The change is linked to cooling of the Atlantic, and is likely to bring drier summers in Britain and Ireland.
The study is based on observational evidence of the link between ocean circulation and the decadal variability of sea surface temperatures called the Atlantic Multi-decadal Oscillation (AMO).
"Sea-surface temperatures in the Atlantic vary between warm and cold over time-scales of many decades.
"These variations have been shown to influence temperature, rainfall, drought and even the frequency of hurricanes in many regions of the world," said lead author Gerard McCarthy from the National Oceanography Centre (NOC).
These climatic phases are the result of the movement of heat northwards by a system of ocean currents.
This movement of heat changes the temperature of the sea surface, which has a profound impact on climate on timescales of 20-30 years.

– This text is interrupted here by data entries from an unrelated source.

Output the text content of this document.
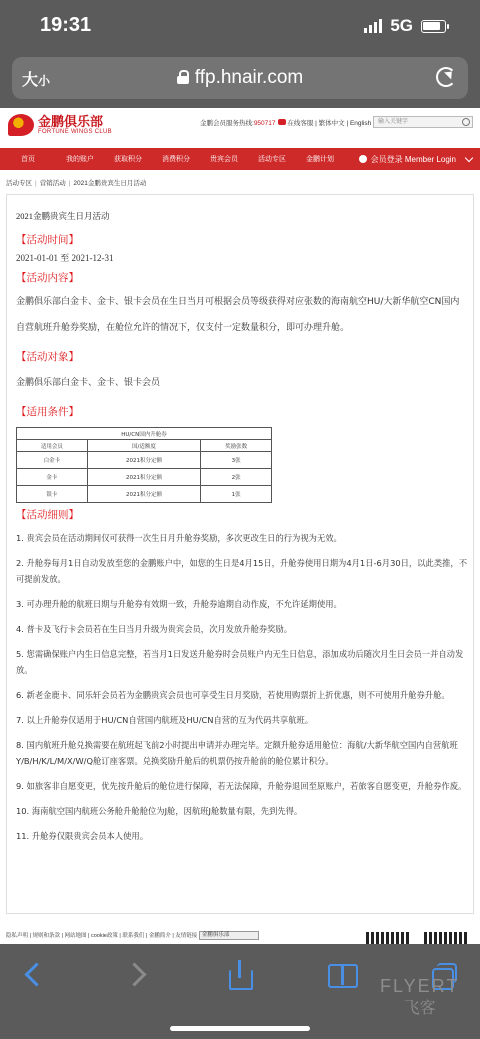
19:31	5G
大小	ffp.hnair.com
金鹏俱乐部
FORTUNE WINGS CLUB
金鹏会员服务热线:950717 在线客服 | 繁体中文 | English	输入关键字
首页	我的账户	获取积分	消费积分	贵宾会员	活动专区	金鹏计划	会员登录 Member Login
活动专区 | 营销活动 | 2021金鹏贵宾生日月活动
2021金鹏贵宾生日月活动
【活动时间】
2021-01-01 至 2021-12-31
【活动内容】
金鹏俱乐部白金卡、金卡、银卡会员在生日当月可根据会员等级获得对应张数的海南航空HU/大新华航空CN国内自营航班升舱券奖励，在舱位允许的情况下，仅支付一定数量积分，即可办理升舱。
【活动对象】
金鹏俱乐部白金卡、金卡、银卡会员
【适用条件】
HU/CN国内升舱券		
适用会员	国/适额度	奖励张数
白金卡	2021积分定额	3张
金卡	2021积分定额	2张
银卡	2021积分定额	1张
【活动细则】

1. 贵宾会员在活动期间仅可获得一次生日月升舱券奖励，多次更改生日的行为视为无效。

2. 升舱券每月1日自动发放至您的金鹏账户中，如您的生日是4月15日，升舱券使用日期为4月1日-6月30日，以此类推，不可提前发放。

3. 可办理升舱的航班日期与升舱券有效期一致，升舱券逾期自动作废，不允许延期使用。

4. 普卡及飞行卡会员若在生日当月升级为贵宾会员，次月发放升舱券奖励。

5. 您需确保账户内生日信息完整，若当月1日发送升舱券时会员账户内无生日信息，添加成功后随次月生日会员一并自动发放。

6. 新老金鹿卡、同乐轩会员若为金鹏贵宾会员也可享受生日月奖励，若使用购票折上折优惠，则不可使用升舱券升舱。

7. 以上升舱券仅适用于HU/CN自营国内航班及HU/CN自营的互为代码共享航班。

8. 国内航班升舱兑换需要在航班起飞前2小时提出申请并办理完毕。定额升舱券适用舱位：海航/大新华航空国内自营航班 Y/B/H/K/L/M/X/W/Q舱订座客票。兑换奖励升舱后的机票仍按升舱前的舱位累计积分。

9. 如旅客非自愿变更，优先按升舱后的舱位进行保障，若无法保障，升舱券退回至原账户，若旅客自愿变更，升舱券作废。

10. 海南航空国内航班公务舱升舱舱位为J舱，因航班J舱数量有限，先到先得。

11. 升舱券仅限贵宾会员本人使用。

隐私声明 | 规则和条款 | 网站地图 | cookie政策 | 联系我们 | 金鹏简介 | 友情链接 金鹏俱乐部
FLYERT
飞客
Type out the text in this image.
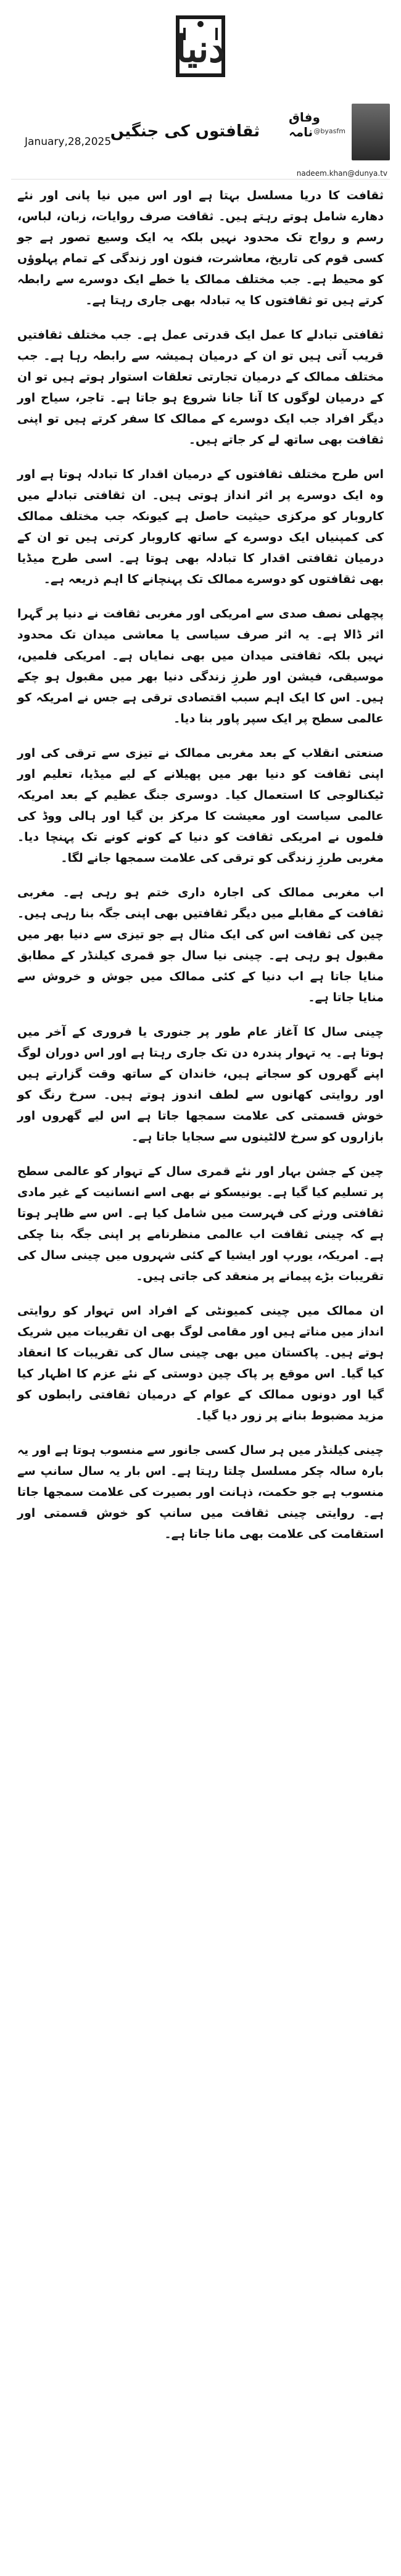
دنیا
January,28,2025
ثقافتوں کی جنگیں
وفاق نامہ @byasfm
nadeem.khan@dunya.tv

ثقافت کا دریا مسلسل بہتا ہے اور اس میں نیا پانی اور نئے دھارے شامل ہوتے رہتے ہیں۔ ثقافت صرف روایات، زبان، لباس، رسم و رواج تک محدود نہیں بلکہ یہ ایک وسیع تصور ہے جو کسی قوم کی تاریخ، معاشرت، فنون اور زندگی کے تمام پہلوؤں کو محیط ہے۔ جب مختلف ممالک یا خطے ایک دوسرے سے رابطہ کرتے ہیں تو ثقافتوں کا یہ تبادلہ بھی جاری رہتا ہے۔

ثقافتی تبادلے کا عمل ایک قدرتی عمل ہے۔ جب مختلف ثقافتیں قریب آتی ہیں تو ان کے درمیان ہمیشہ سے رابطہ رہا ہے۔ جب مختلف ممالک کے درمیان تجارتی تعلقات استوار ہوتے ہیں تو ان کے درمیان لوگوں کا آنا جانا شروع ہو جاتا ہے۔ تاجر، سیاح اور دیگر افراد جب ایک دوسرے کے ممالک کا سفر کرتے ہیں تو اپنی ثقافت بھی ساتھ لے کر جاتے ہیں۔

اس طرح مختلف ثقافتوں کے درمیان اقدار کا تبادلہ ہوتا ہے اور وہ ایک دوسرے پر اثر انداز ہوتی ہیں۔ ان ثقافتی تبادلے میں کاروبار کو مرکزی حیثیت حاصل ہے کیونکہ جب مختلف ممالک کی کمپنیاں ایک دوسرے کے ساتھ کاروبار کرتی ہیں تو ان کے درمیان ثقافتی اقدار کا تبادلہ بھی ہوتا ہے۔ اسی طرح میڈیا بھی ثقافتوں کو دوسرے ممالک تک پہنچانے کا اہم ذریعہ ہے۔

پچھلی نصف صدی سے امریکی اور مغربی ثقافت نے دنیا پر گہرا اثر ڈالا ہے۔ یہ اثر صرف سیاسی یا معاشی میدان تک محدود نہیں بلکہ ثقافتی میدان میں بھی نمایاں ہے۔ امریکی فلمیں، موسیقی، فیشن اور طرزِ زندگی دنیا بھر میں مقبول ہو چکے ہیں۔ اس کا ایک اہم سبب اقتصادی ترقی ہے جس نے امریکہ کو عالمی سطح پر ایک سپر پاور بنا دیا۔

صنعتی انقلاب کے بعد مغربی ممالک نے تیزی سے ترقی کی اور اپنی ثقافت کو دنیا بھر میں پھیلانے کے لیے میڈیا، تعلیم اور ٹیکنالوجی کا استعمال کیا۔ دوسری جنگ عظیم کے بعد امریکہ عالمی سیاست اور معیشت کا مرکز بن گیا اور ہالی ووڈ کی فلموں نے امریکی ثقافت کو دنیا کے کونے کونے تک پہنچا دیا۔ مغربی طرزِ زندگی کو ترقی کی علامت سمجھا جانے لگا۔

اب مغربی ممالک کی اجارہ داری ختم ہو رہی ہے۔ مغربی ثقافت کے مقابلے میں دیگر ثقافتیں بھی اپنی جگہ بنا رہی ہیں۔ چین کی ثقافت اس کی ایک مثال ہے جو تیزی سے دنیا بھر میں مقبول ہو رہی ہے۔ چینی نیا سال جو قمری کیلنڈر کے مطابق منایا جاتا ہے اب دنیا کے کئی ممالک میں جوش و خروش سے منایا جاتا ہے۔

چینی سال کا آغاز عام طور پر جنوری یا فروری کے آخر میں ہوتا ہے۔ یہ تہوار پندرہ دن تک جاری رہتا ہے اور اس دوران لوگ اپنے گھروں کو سجاتے ہیں، خاندان کے ساتھ وقت گزارتے ہیں اور روایتی کھانوں سے لطف اندوز ہوتے ہیں۔ سرخ رنگ کو خوش قسمتی کی علامت سمجھا جاتا ہے اس لیے گھروں اور بازاروں کو سرخ لالٹینوں سے سجایا جاتا ہے۔

چین کے جشن بہار اور نئے قمری سال کے تہوار کو عالمی سطح پر تسلیم کیا گیا ہے۔ یونیسکو نے بھی اسے انسانیت کے غیر مادی ثقافتی ورثے کی فہرست میں شامل کیا ہے۔ اس سے ظاہر ہوتا ہے کہ چینی ثقافت اب عالمی منظرنامے پر اپنی جگہ بنا چکی ہے۔ امریکہ، یورپ اور ایشیا کے کئی شہروں میں چینی سال کی تقریبات بڑے پیمانے پر منعقد کی جاتی ہیں۔

ان ممالک میں چینی کمیونٹی کے افراد اس تہوار کو روایتی انداز میں مناتے ہیں اور مقامی لوگ بھی ان تقریبات میں شریک ہوتے ہیں۔ پاکستان میں بھی چینی سال کی تقریبات کا انعقاد کیا گیا۔ اس موقع پر پاک چین دوستی کے نئے عزم کا اظہار کیا گیا اور دونوں ممالک کے عوام کے درمیان ثقافتی رابطوں کو مزید مضبوط بنانے پر زور دیا گیا۔

چینی کیلنڈر میں ہر سال کسی جانور سے منسوب ہوتا ہے اور یہ بارہ سالہ چکر مسلسل چلتا رہتا ہے۔ اس بار یہ سال سانپ سے منسوب ہے جو حکمت، ذہانت اور بصیرت کی علامت سمجھا جاتا ہے۔ روایتی چینی ثقافت میں سانپ کو خوش قسمتی اور استقامت کی علامت بھی مانا جاتا ہے۔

The strength of ocean currents has been measured by a network of sensors, called the RAPID array, which have been collecting data on the flow rate of the Atlantic meridonal overturning circulation (AMOC) for a decade.
The authors used 100 years of sea level data, maintained by the National Oceanography Centre's permanent service for mean sea level.
"By reconstructing ocean circulation over the last 100 years from tide gauges that measure sea level at the coast, we have been able to show, for the first time, observational evidence of the link between ocean circulation and the AMO," said co-author Ivan Haigh, lecturer in coastal oceanography at the University of Southampton.
The study appeared in the journal Nature.